Sad times back on Florida’s Spacecoast


There’s a reason I moved a thousand miles and took a low paying dead-end job: I used to live in Brevard County, a hop, skip, and jump away from the Kennedy Space Center, I could watch shuttle launches from my yard. Now, that region is devastated by the shuttle’s retirement, cuts to NASA, and the economy:

(CBS News) — President Obama canceled NASA’s plan to replace the space shuttle in favor of a more modest program, and then Congress slashed the funding for that. So, for the first time in 50 years America is not the leader in spaceflight. Fact is, we couldn’t launch an astronaut today if we had to. With the end of an era, we wondered what would happen to the generation that put America in space. So last July when the smoke cleared from the last space shuttle launch we stayed behind in Brevard County, Florida. The home of the Kennedy Space Center. What comes after reaching for the stars? For many, in Brevard County the answer is: a hard landing.

Never in my life has a recession has such a horrible effect on my personal circumstances. The house I lived in back in Brevard has lost over half its value, the streets look like shit, local government offices are ransacked, the employment prospects are terrible unless you want to wait tables for tips or work for minimum wage at a Taco Bell.

I’m lucky that I was able to move, no kids, no ties that bind, had a job and friends and family in another city doing much better. Most people don’t have that combo luxury, and thanks to catastrophic conservative policies, budget cuts to NASA, and general dumbassery getting a viable shuttle replacement in the works a decade ago, that region has gone to shit along with thousands of lives.

Comments

  1. Pierce R. Butler says

    Brevard County’s history over the last half-century has been nothing but booms and busts.

    Apparently each bust gets harder, and each boom tackier.

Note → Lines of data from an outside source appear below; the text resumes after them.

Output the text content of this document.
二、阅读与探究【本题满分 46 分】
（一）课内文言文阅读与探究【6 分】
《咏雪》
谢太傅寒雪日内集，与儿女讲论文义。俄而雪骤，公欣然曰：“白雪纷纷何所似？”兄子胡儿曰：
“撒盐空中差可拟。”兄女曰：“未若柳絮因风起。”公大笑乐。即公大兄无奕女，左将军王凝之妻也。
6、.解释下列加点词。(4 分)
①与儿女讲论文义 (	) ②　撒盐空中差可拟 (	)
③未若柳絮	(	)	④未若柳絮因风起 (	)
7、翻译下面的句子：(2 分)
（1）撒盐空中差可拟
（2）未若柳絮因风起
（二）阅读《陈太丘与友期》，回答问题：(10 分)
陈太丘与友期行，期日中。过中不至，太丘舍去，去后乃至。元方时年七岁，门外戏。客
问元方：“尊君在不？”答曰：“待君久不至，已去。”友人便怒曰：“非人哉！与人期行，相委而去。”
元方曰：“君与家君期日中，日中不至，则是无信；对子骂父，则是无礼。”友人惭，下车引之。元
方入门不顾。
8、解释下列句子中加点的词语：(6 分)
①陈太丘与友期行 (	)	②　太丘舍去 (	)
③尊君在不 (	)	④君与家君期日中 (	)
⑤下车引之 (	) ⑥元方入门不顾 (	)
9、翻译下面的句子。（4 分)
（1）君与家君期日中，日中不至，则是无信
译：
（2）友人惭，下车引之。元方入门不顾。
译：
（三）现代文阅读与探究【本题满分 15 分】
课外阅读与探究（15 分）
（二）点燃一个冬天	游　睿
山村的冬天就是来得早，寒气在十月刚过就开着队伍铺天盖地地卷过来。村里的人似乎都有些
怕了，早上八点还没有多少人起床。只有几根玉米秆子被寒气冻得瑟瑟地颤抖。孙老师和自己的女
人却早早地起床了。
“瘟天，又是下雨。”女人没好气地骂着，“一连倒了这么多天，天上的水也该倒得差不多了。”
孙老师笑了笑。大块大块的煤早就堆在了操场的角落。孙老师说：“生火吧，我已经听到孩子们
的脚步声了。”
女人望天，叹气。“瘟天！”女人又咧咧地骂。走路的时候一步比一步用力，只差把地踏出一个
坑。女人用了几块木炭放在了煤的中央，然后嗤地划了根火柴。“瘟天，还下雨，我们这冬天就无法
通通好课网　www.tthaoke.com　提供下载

    (Never put your money down for a motel there until you’ve seen/sniffed the room first!)

  2. The Lorax says

    There was a time when The Future (TM) was the American dream. We even had a few fairs for it. Media was saturated with “how amazing life will be in the future”. And while the comic book writers and science fiction writers were dreaming, the entity who was doing all the doing was NASA. NASA was taking those dreams and making them a reality.

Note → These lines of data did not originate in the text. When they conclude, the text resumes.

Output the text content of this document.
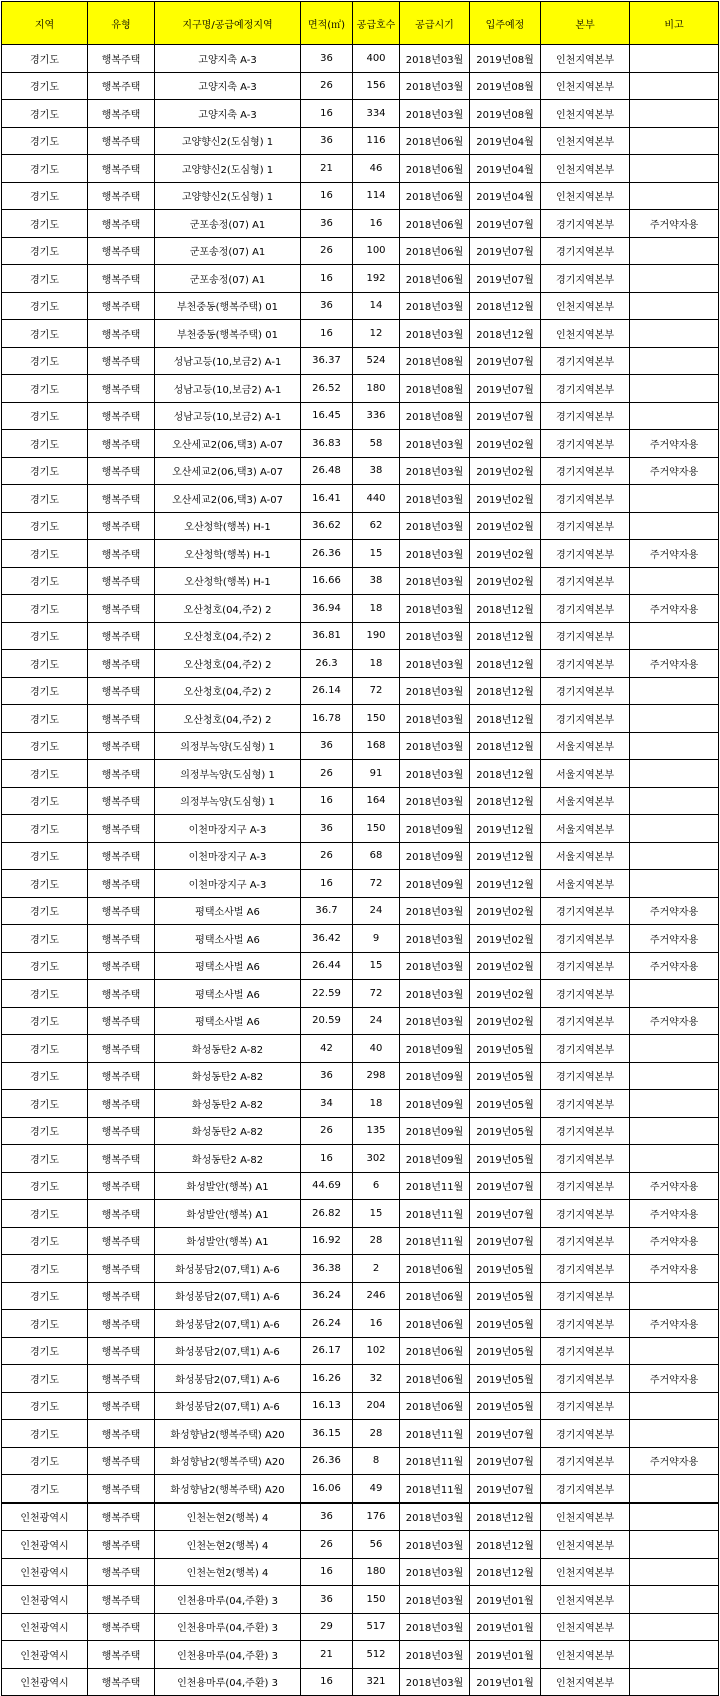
지역	유형	지구명/공급예정지역	면적(㎡)	공급호수	공급시기	입주예정	본부	비고
경기도	행복주택	고양지축 A-3	36	400	2018년03월	2019년08월	인천지역본부	
경기도	행복주택	고양지축 A-3	26	156	2018년03월	2019년08월	인천지역본부	
경기도	행복주택	고양지축 A-3	16	334	2018년03월	2019년08월	인천지역본부	
경기도	행복주택	고양향신2(도심형) 1	36	116	2018년06월	2019년04월	인천지역본부	
경기도	행복주택	고양향신2(도심형) 1	21	46	2018년06월	2019년04월	인천지역본부	
경기도	행복주택	고양향신2(도심형) 1	16	114	2018년06월	2019년04월	인천지역본부	
경기도	행복주택	군포송정(07) A1	36	16	2018년06월	2019년07월	경기지역본부	주거약자용
경기도	행복주택	군포송정(07) A1	26	100	2018년06월	2019년07월	경기지역본부	
경기도	행복주택	군포송정(07) A1	16	192	2018년06월	2019년07월	경기지역본부	
경기도	행복주택	부천중동(행복주택) 01	36	14	2018년03월	2018년12월	인천지역본부	
경기도	행복주택	부천중동(행복주택) 01	16	12	2018년03월	2018년12월	인천지역본부	
경기도	행복주택	성남고등(10,보금2) A-1	36.37	524	2018년08월	2019년07월	경기지역본부	
경기도	행복주택	성남고등(10,보금2) A-1	26.52	180	2018년08월	2019년07월	경기지역본부	
경기도	행복주택	성남고등(10,보금2) A-1	16.45	336	2018년08월	2019년07월	경기지역본부	
경기도	행복주택	오산세교2(06,택3) A-07	36.83	58	2018년03월	2019년02월	경기지역본부	주거약자용
경기도	행복주택	오산세교2(06,택3) A-07	26.48	38	2018년03월	2019년02월	경기지역본부	주거약자용
경기도	행복주택	오산세교2(06,택3) A-07	16.41	440	2018년03월	2019년02월	경기지역본부	
경기도	행복주택	오산청학(행복) H-1	36.62	62	2018년03월	2019년02월	경기지역본부	
경기도	행복주택	오산청학(행복) H-1	26.36	15	2018년03월	2019년02월	경기지역본부	주거약자용
경기도	행복주택	오산청학(행복) H-1	16.66	38	2018년03월	2019년02월	경기지역본부	
경기도	행복주택	오산청호(04,주2) 2	36.94	18	2018년03월	2018년12월	경기지역본부	주거약자용
경기도	행복주택	오산청호(04,주2) 2	36.81	190	2018년03월	2018년12월	경기지역본부	
경기도	행복주택	오산청호(04,주2) 2	26.3	18	2018년03월	2018년12월	경기지역본부	주거약자용
경기도	행복주택	오산청호(04,주2) 2	26.14	72	2018년03월	2018년12월	경기지역본부	
경기도	행복주택	오산청호(04,주2) 2	16.78	150	2018년03월	2018년12월	경기지역본부	
경기도	행복주택	의정부녹양(도심형) 1	36	168	2018년03월	2018년12월	서울지역본부	
경기도	행복주택	의정부녹양(도심형) 1	26	91	2018년03월	2018년12월	서울지역본부	
경기도	행복주택	의정부녹양(도심형) 1	16	164	2018년03월	2018년12월	서울지역본부	
경기도	행복주택	이천마장지구 A-3	36	150	2018년09월	2019년12월	서울지역본부	
경기도	행복주택	이천마장지구 A-3	26	68	2018년09월	2019년12월	서울지역본부	
경기도	행복주택	이천마장지구 A-3	16	72	2018년09월	2019년12월	서울지역본부	
경기도	행복주택	평택소사벌 A6	36.7	24	2018년03월	2019년02월	경기지역본부	주거약자용
경기도	행복주택	평택소사벌 A6	36.42	9	2018년03월	2019년02월	경기지역본부	주거약자용
경기도	행복주택	평택소사벌 A6	26.44	15	2018년03월	2019년02월	경기지역본부	주거약자용
경기도	행복주택	평택소사벌 A6	22.59	72	2018년03월	2019년02월	경기지역본부	
경기도	행복주택	평택소사벌 A6	20.59	24	2018년03월	2019년02월	경기지역본부	주거약자용
경기도	행복주택	화성동탄2 A-82	42	40	2018년09월	2019년05월	경기지역본부	
경기도	행복주택	화성동탄2 A-82	36	298	2018년09월	2019년05월	경기지역본부	
경기도	행복주택	화성동탄2 A-82	34	18	2018년09월	2019년05월	경기지역본부	
경기도	행복주택	화성동탄2 A-82	26	135	2018년09월	2019년05월	경기지역본부	
경기도	행복주택	화성동탄2 A-82	16	302	2018년09월	2019년05월	경기지역본부	
경기도	행복주택	화성발안(행복) A1	44.69	6	2018년11월	2019년07월	경기지역본부	주거약자용
경기도	행복주택	화성발안(행복) A1	26.82	15	2018년11월	2019년07월	경기지역본부	주거약자용
경기도	행복주택	화성발안(행복) A1	16.92	28	2018년11월	2019년07월	경기지역본부	주거약자용
경기도	행복주택	화성봉담2(07,택1) A-6	36.38	2	2018년06월	2019년05월	경기지역본부	주거약자용
경기도	행복주택	화성봉담2(07,택1) A-6	36.24	246	2018년06월	2019년05월	경기지역본부	
경기도	행복주택	화성봉담2(07,택1) A-6	26.24	16	2018년06월	2019년05월	경기지역본부	주거약자용
경기도	행복주택	화성봉담2(07,택1) A-6	26.17	102	2018년06월	2019년05월	경기지역본부	
경기도	행복주택	화성봉담2(07,택1) A-6	16.26	32	2018년06월	2019년05월	경기지역본부	주거약자용
경기도	행복주택	화성봉담2(07,택1) A-6	16.13	204	2018년06월	2019년05월	경기지역본부	
경기도	행복주택	화성향남2(행복주택) A20	36.15	28	2018년11월	2019년07월	경기지역본부	
경기도	행복주택	화성향남2(행복주택) A20	26.36	8	2018년11월	2019년07월	경기지역본부	주거약자용
경기도	행복주택	화성향남2(행복주택) A20	16.06	49	2018년11월	2019년07월	경기지역본부	
인천광역시	행복주택	인천논현2(행복) 4	36	176	2018년03월	2018년12월	인천지역본부	
인천광역시	행복주택	인천논현2(행복) 4	26	56	2018년03월	2018년12월	인천지역본부	
인천광역시	행복주택	인천논현2(행복) 4	16	180	2018년03월	2018년12월	인천지역본부	
인천광역시	행복주택	인천용마루(04,주환) 3	36	150	2018년03월	2019년01월	인천지역본부	
인천광역시	행복주택	인천용마루(04,주환) 3	29	517	2018년03월	2019년01월	인천지역본부	
인천광역시	행복주택	인천용마루(04,주환) 3	21	512	2018년03월	2019년01월	인천지역본부	
인천광역시	행복주택	인천용마루(04,주환) 3	16	321	2018년03월	2019년01월	인천지역본부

    You want to bring some moral goodness and hope back to America? Give them something to cheer for, something to live for: The Future (TM), brought to you by NASA.

  3. inflection says

    But remember, according to the Right, government investment is pointless and can’t achieve anything economically useful.

  4. says

    It seems to me that NASA would be well advised to a) get the Soyuz capsule plans from the Russians and adapt them to US boosters and b) license some of Burt Rutan’s designs. We already know SpaceShipOne is a viable design, and the Shuttle program was a money pit in comparison to the robotic probes NASA’s sent out. I mean, it’s not quite off-the-shelf, but between the two of those designs, I should think NASA would be able to get something running in a couple of years.

  5. says

    Don’t need a “shuttle” – the flying bricks built in the 1970’s were never as economical or as flexible as the heavy lift solid fuel rockets: Atlas V, the Delta II, the Pegasus, Taurus (the Saturn V could put 130 tons into HIGH earth orbit vs. the Shuttles 27 tons into LOW earth orbit). NASA is on the right track developing a new generation of heavy lift rockets – Good riddance to a compromised engineered overpriced design.

  6. jakc says

    And andrewscott, let’s not forget, seemingly a less safe compromised engineered overpriced and (overpromised) design. From the perspective of someone who grew up through the space shuttle era, the shuttle didn’t seem to deliver on price, safety or reliability. Perhaps that’s too harsh an assessment, perhaps I am missing some key facts. I certainly don’t want to see the US stop going into space, but it’s hard to see how concentrating on low orbit shuttle missions for the last few decades has really advanced that goal.